Is Your Organisation’s Sustainability Program As Good As This?

The Fruits Of Nespresso’s Sustainability Program Revealed.

Nespresso's Sustainability Program

On the one-year anniversary of The Positive Cup, Nespresso’s 2020 sustainability strategy, Jean-Marc Duvoisin, CEO of Nestlé Nespresso, has announced that significant progress had been made towards improving the lives of thousands of coffee farmers.

The Nespresso AAA Sustainable Quality Program was developed with the NGO the Rainforest Alliance to secure the supply of highest quality coffees, protect the environment and improve farmer welfare. Over 63000 farmers are now taking part in the program in 11 countries, benefiting from technical assistance, trainings, price premiums and investments in infrastructures.

Over the past two years Nespresso has been working with its partner TechnoServe to help rebuild the coffee sector in South Sudan, resulting in the country’s first-ever coffee exports in 2013, and its first non-oil export to Europe. Nespresso aims to produce a new rare coffee from South Sudan, while providing alternative sources of sustainable income to local farmers.

The fruits of the Nespresso AAA Program are already being felt, as Joseph Malish Thomas, a South Sudanese farmer, attests: “I have seen that there is great change within the community. We want to produce the right quality. People now have hope. We will be able to pay school fees for children and in the end develop the country.”

Nespresso aims to source 100 per cent of its coffee from its AAA Sustainable Quality Program by 2020. This depends heavily on the extension of the program into Kenya and Ethiopia, to support a more skilled, self-sufficient and sustainable farming community. In the last 12 months Nespresso and TechnoServe have provided training and technical assistance to over 10000 farmers, and will reach 50000 farmers by 2020.

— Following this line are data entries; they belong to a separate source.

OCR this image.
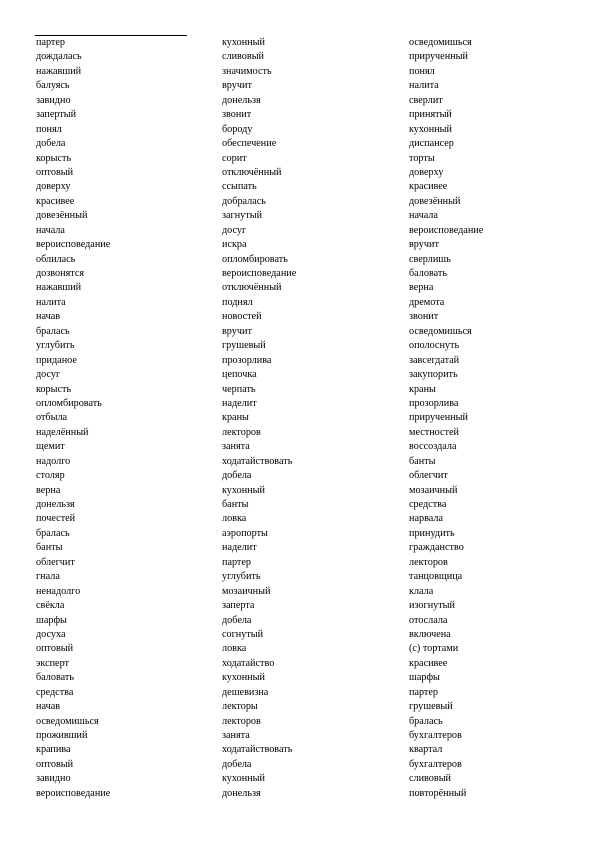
партер
дождалась
нажавший
балуясь
завидно
запертый
понял
добела
корысть
оптовый
доверху
красивее
довезённый
начала
вероисповедание
облилась
дозвонятся
нажавший
налита
начав
бралась
углубить
приданое
досуг
корысть
опломбировать
отбыла
наделённый
щемит
надолго
столяр
верна
донельзя
почестей
бралась
банты
облегчит
гнала
ненадолго
свёкла
шарфы
досуха
оптовый
эксперт
баловать
средства
начав
осведомишься
проживший
крапива
оптовый
завидно
вероисповедание
кухонный
сливовый
значимость
вручит
донельзя
звонит
бороду
обеспечение
сорит
отключённый
ссыпать
добралась
загнутый
досуг
искра
опломбировать
вероисповедание
отключённый
поднял
новостей
вручит
грушевый
прозорлива
цепочка
черпать
наделит
краны
лекторов
занята
ходатайствовать
добела
кухонный
банты
ловка
аэропорты
наделит
партер
углубить
мозаичный
заперта
добела
согнутый
ловка
ходатайство
кухонный
дешевизна
лекторы
лекторов
занята
ходатайствовать
добела
кухонный
донельзя
осведомишься
прирученный
понял
налита
сверлит
принятый
кухонный
диспансер
торты
доверху
красивее
довезённый
начала
вероисповедание
вручит
сверлишь
баловать
верна
дремота
звонит
осведомишься
ополоснуть
завсегдатай
закупорить
краны
прозорлива
прирученный
местностей
воссоздала
банты
облегчит
мозаичный
средства
нарвала
принудить
гражданство
лекторов
танцовщица
клала
изогнутый
отослала
включена
(с) тортами
красивее
шарфы
партер
грушевый
бралась
бухгалтеров
квартал
бухгалтеров
сливовый
повторённый
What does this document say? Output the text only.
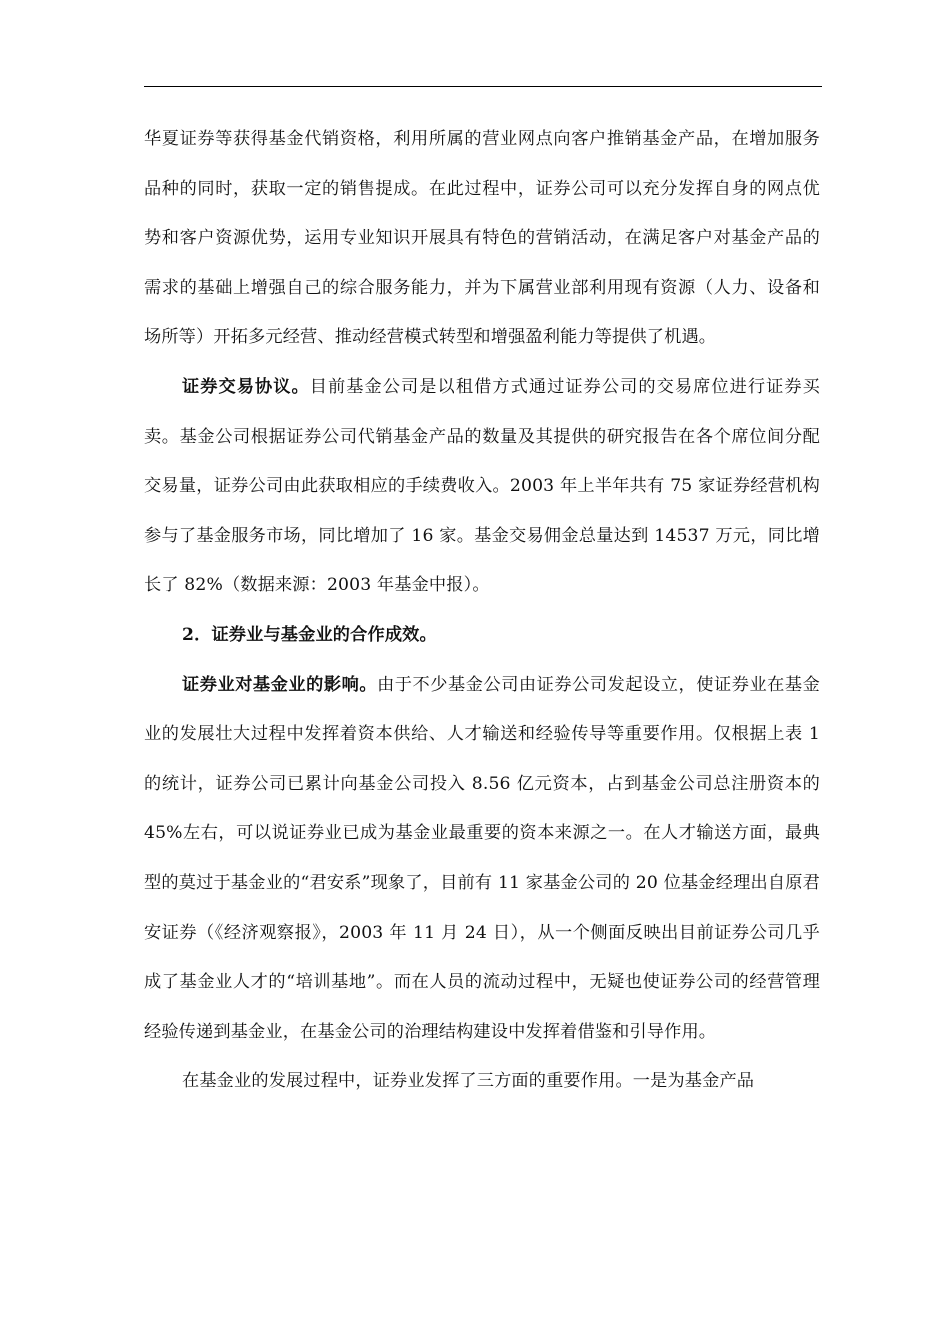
华夏证券等获得基金代销资格，利用所属的营业网点向客户推销基金产品，在增加服务品种的同时，获取一定的销售提成。在此过程中，证券公司可以充分发挥自身的网点优势和客户资源优势，运用专业知识开展具有特色的营销活动，在满足客户对基金产品的需求的基础上增强自己的综合服务能力，并为下属营业部利用现有资源（人力、设备和场所等）开拓多元经营、推动经营模式转型和增强盈利能力等提供了机遇。

证券交易协议。目前基金公司是以租借方式通过证券公司的交易席位进行证券买卖。基金公司根据证券公司代销基金产品的数量及其提供的研究报告在各个席位间分配交易量，证券公司由此获取相应的手续费收入。2003 年上半年共有 75 家证券经营机构参与了基金服务市场，同比增加了 16 家。基金交易佣金总量达到 14537 万元，同比增长了 82%（数据来源：2003 年基金中报）。

2．证券业与基金业的合作成效。

证券业对基金业的影响。由于不少基金公司由证券公司发起设立，使证券业在基金业的发展壮大过程中发挥着资本供给、人才输送和经验传导等重要作用。仅根据上表 1 的统计，证券公司已累计向基金公司投入 8.56 亿元资本，占到基金公司总注册资本的 45%左右，可以说证券业已成为基金业最重要的资本来源之一。在人才输送方面，最典型的莫过于基金业的“君安系”现象了，目前有 11 家基金公司的 20 位基金经理出自原君安证券（《经济观察报》，2003 年 11 月 24 日），从一个侧面反映出目前证券公司几乎成了基金业人才的“培训基地”。而在人员的流动过程中，无疑也使证券公司的经营管理经验传递到基金业，在基金公司的治理结构建设中发挥着借鉴和引导作用。

在基金业的发展过程中，证券业发挥了三方面的重要作用。一是为基金产品
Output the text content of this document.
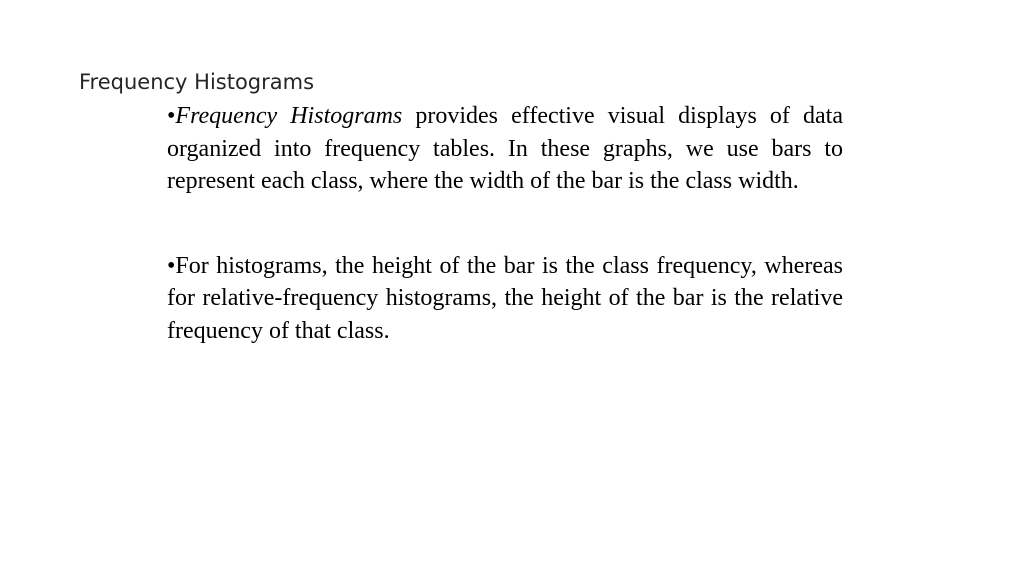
Frequency Histograms

•Frequency Histograms provides effective visual displays of data organized into frequency tables. In these graphs, we use bars to represent each class, where the width of the bar is the class width.

•For histograms, the height of the bar is the class frequency, whereas for relative-frequency histograms, the height of the bar is the relative frequency of that class.
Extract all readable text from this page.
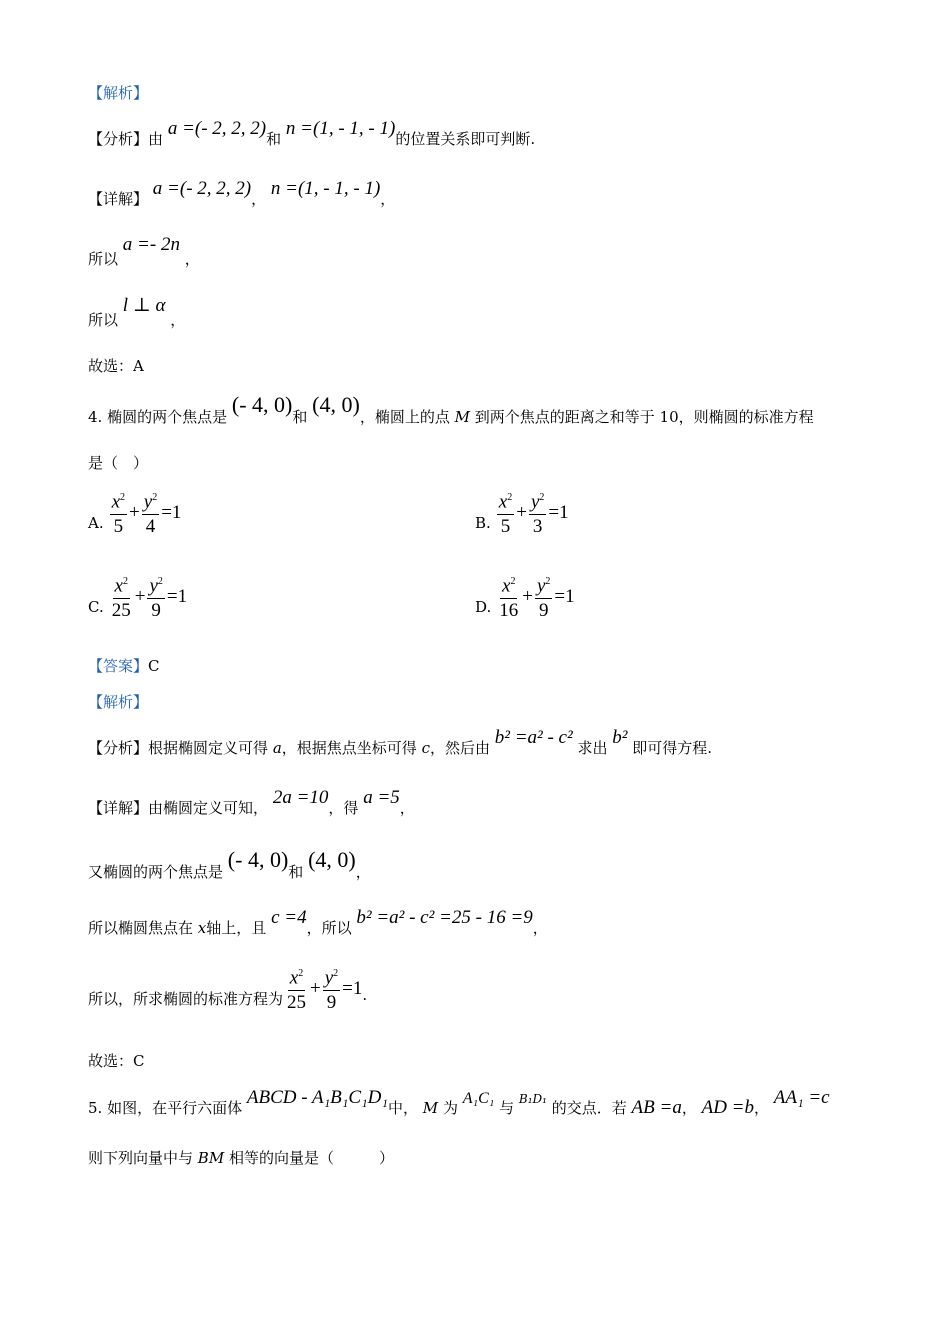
【解析】
【分析】由 a =(- 2, 2, 2)和 n =(1, - 1, - 1)的位置关系即可判断.
【详解】 a =(- 2, 2, 2)， n =(1, - 1, - 1)，
所以 a =- 2n ，
所以 l ⊥ α ，
故选：A
4. 椭圆的两个焦点是 (- 4, 0)和 (4, 0)，椭圆上的点 M 到两个焦点的距离之和等于 10，则椭圆的标准方程
是（　）
A. $\frac{x^2}{5} + \frac{y^2}{4} =1$	B. $\frac{x^2}{5} + \frac{y^2}{3} =1$
C. $\frac{x^2}{25} + \frac{y^2}{9} =1$	D. $\frac{x^2}{16} + \frac{y^2}{9} =1$
【答案】C
【解析】
【分析】根据椭圆定义可得 a，根据焦点坐标可得 c，然后由 b² =a² - c² 求出 b² 即可得方程.
【详解】由椭圆定义可知， 2a =10，得 a =5，
又椭圆的两个焦点是 (- 4, 0)和 (4, 0)，
所以椭圆焦点在 x轴上，且 c =4，所以 b² =a² - c² =25 - 16 =9，
所以，所求椭圆的标准方程为 $\frac{x^2}{25} + \frac{y^2}{9} =1$ .
故选：C
5. 如图，在平行六面体 ABCD - A₁B₁C₁D₁中， M 为 A₁C₁ 与 $^{B_1D_1}$ 的交点．若 AB =a， AD =b， AA₁ =c
则下列向量中与 BM 相等的向量是（　　　）
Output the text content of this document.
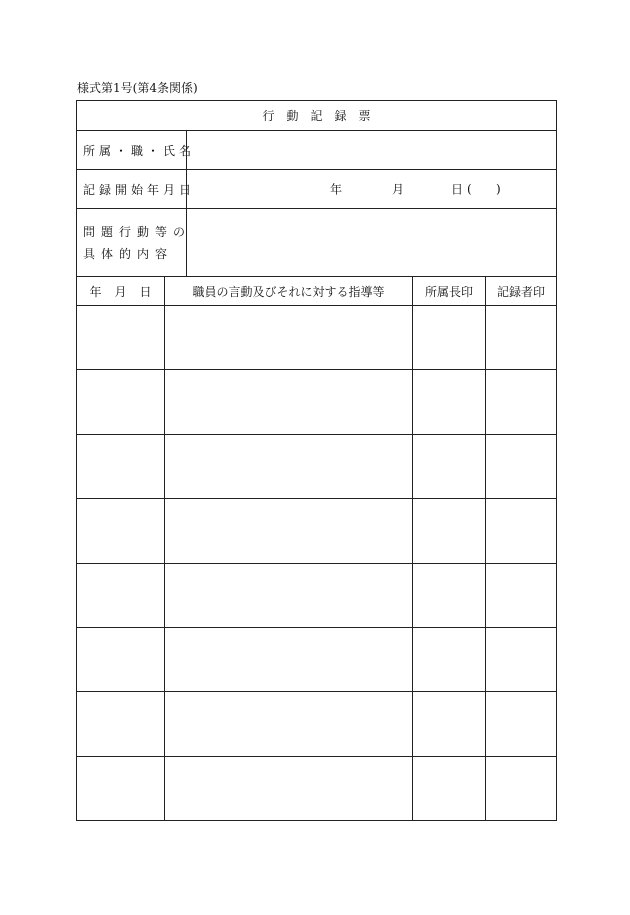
様式第1号(第4条関係)
行動記録票
所属・職・氏名
記録開始年月日	年	月	日 ( )
問題行動等の
具体的内容
年 月 日	職員の言動及びそれに対する指導等	所属長印	記録者印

Nespresso has also progressed with its agroforestry plan. The reintroduction of trees in coffee producing regions helps protect natural ecosystems, thereby strengthening coffee farms’ resilience to climate change and ensuring sustainable coffee production for the future. Around 130000 trees were planted in 2014 in Guatemala and Colombia as part of pilot programs. In the first half of 2015, approximately 200000 trees have been planted in Ethiopia and Guatemala, and another 300000 will be planted by the end of 2015 in Mexico and Colombia.

“The Rainforest Alliance has been working with Nespresso and the AAA Program since it was first created in 2003.  Together we have seen great achievements that have delivered tangible improvement to lives of coffee farmers, families and communities, as well as environmental and biodiversity benefits,” said Tensie Whelan, President of the Rainforest Alliance. “The progress being delivered by Nespresso, the Rainforest Alliance and Pur Projet through the agroforestry plan is building on that success, helping farmers to improve their resilience to the real and present threat that is climate change.  Working together we are showing that care for the environment and for coffee farmers is a fundamental part of supplying the highest quality coffee to Nespresso’s consumers around the world.”